This issue here is that people have different definitions of AGI. From the description. Getting 100% on this benchmark would be more than AGI and would qualify for ASI (Algorithmic Super Intelligence) not just AGI.
People are still debating whether these models exhibit any kind of intelligence and any kind of thinking. Setting the bar higher then necessary is welcome, but at this point I’m pretty sure everyone’s opinions are set in stone.
If you only outdo humans 50% of the time you're never going to get consensus on if you've qualified. Whereas outdoing 90% of humans on 90% of all the most difficult tasks we could come up with is going to be difficult to argue against.
This benchmark is only one such task. After this one there's still the rest of that 90% to go.
Beating humans isn't anywhere near sufficient to qualify as ASI. That's an entirely different league with criteria that are even more vague.
Even dumb humans are considered to have general intelligence. If the bar is having to outdo the median human, then 50% of humans don't have general intelligence.

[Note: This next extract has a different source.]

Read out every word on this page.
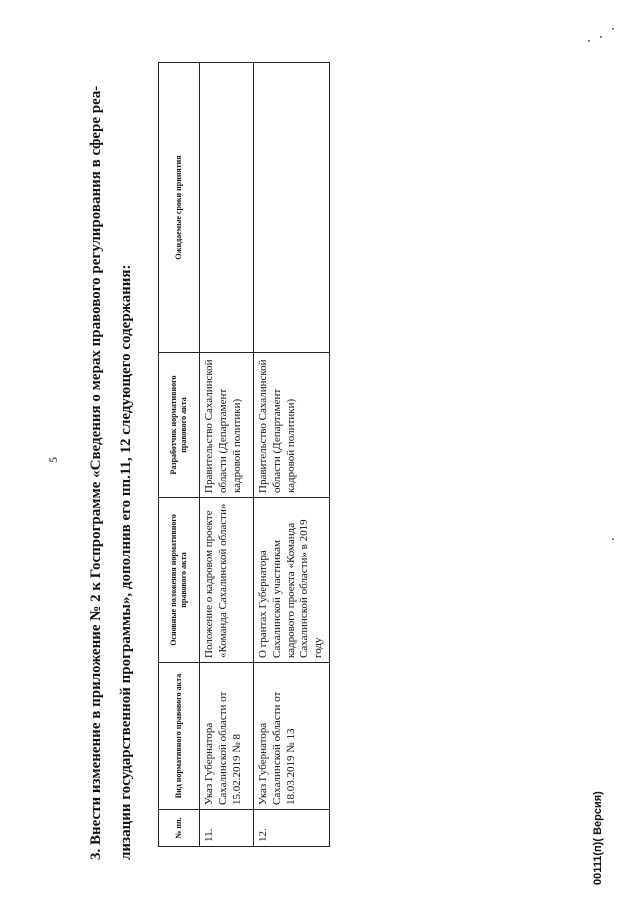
5 3. Внести изменение в приложение № 2 к Госпрограмме «Сведения о мерах правового регулирования в сфере реа- лизации государственной программы», дополнив его пп.11, 12 следующего содержания:	№ пп.	Вид нормативного правового акта	Основные положения нормативного правового акта	Разработчик нормативного правового акта	Ожидаемые сроки принятия
11.	Указ Губернатора Сахалинской области от 15.02.2019 № 8	Положение о кадровом проекте «Команда Сахалинской области»	Правительство Сахалинской области (Департамент кадровой политики)	
12.	Указ Губернатора Сахалинской области от 18.03.2019 № 13	О грантах Губернатора Сахалинской участникам кадрового проекта «Команда Сахалинской области» в 2019 году	Правительство Сахалинской области (Департамент кадровой политики)	
00111(п)( Версия)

Not true. We don't have a good definition for intelligence - it's very much an I'll know it when I see it sort of thing.
Frontier models are reliably providing high undergraduate to low graduate level customized explanations of highly technical topics at this point. Yet I regularly catch them making errors that a human never would and which betray a fatal lack of any sort of mental model. What are we supposed to make of that?
It's an exceedingly weird situation we find ourselves in. These models can provide useful assistance to literal mathematicians yet simultaneously show clear evidence of lacking some sort of reasoning the details of which I find difficult to articulate. They also can't learn on the job whatsoever. Is that intelligence? Probably. But is it general? I don't think so, at least not in the sense that "AGI" implies to me.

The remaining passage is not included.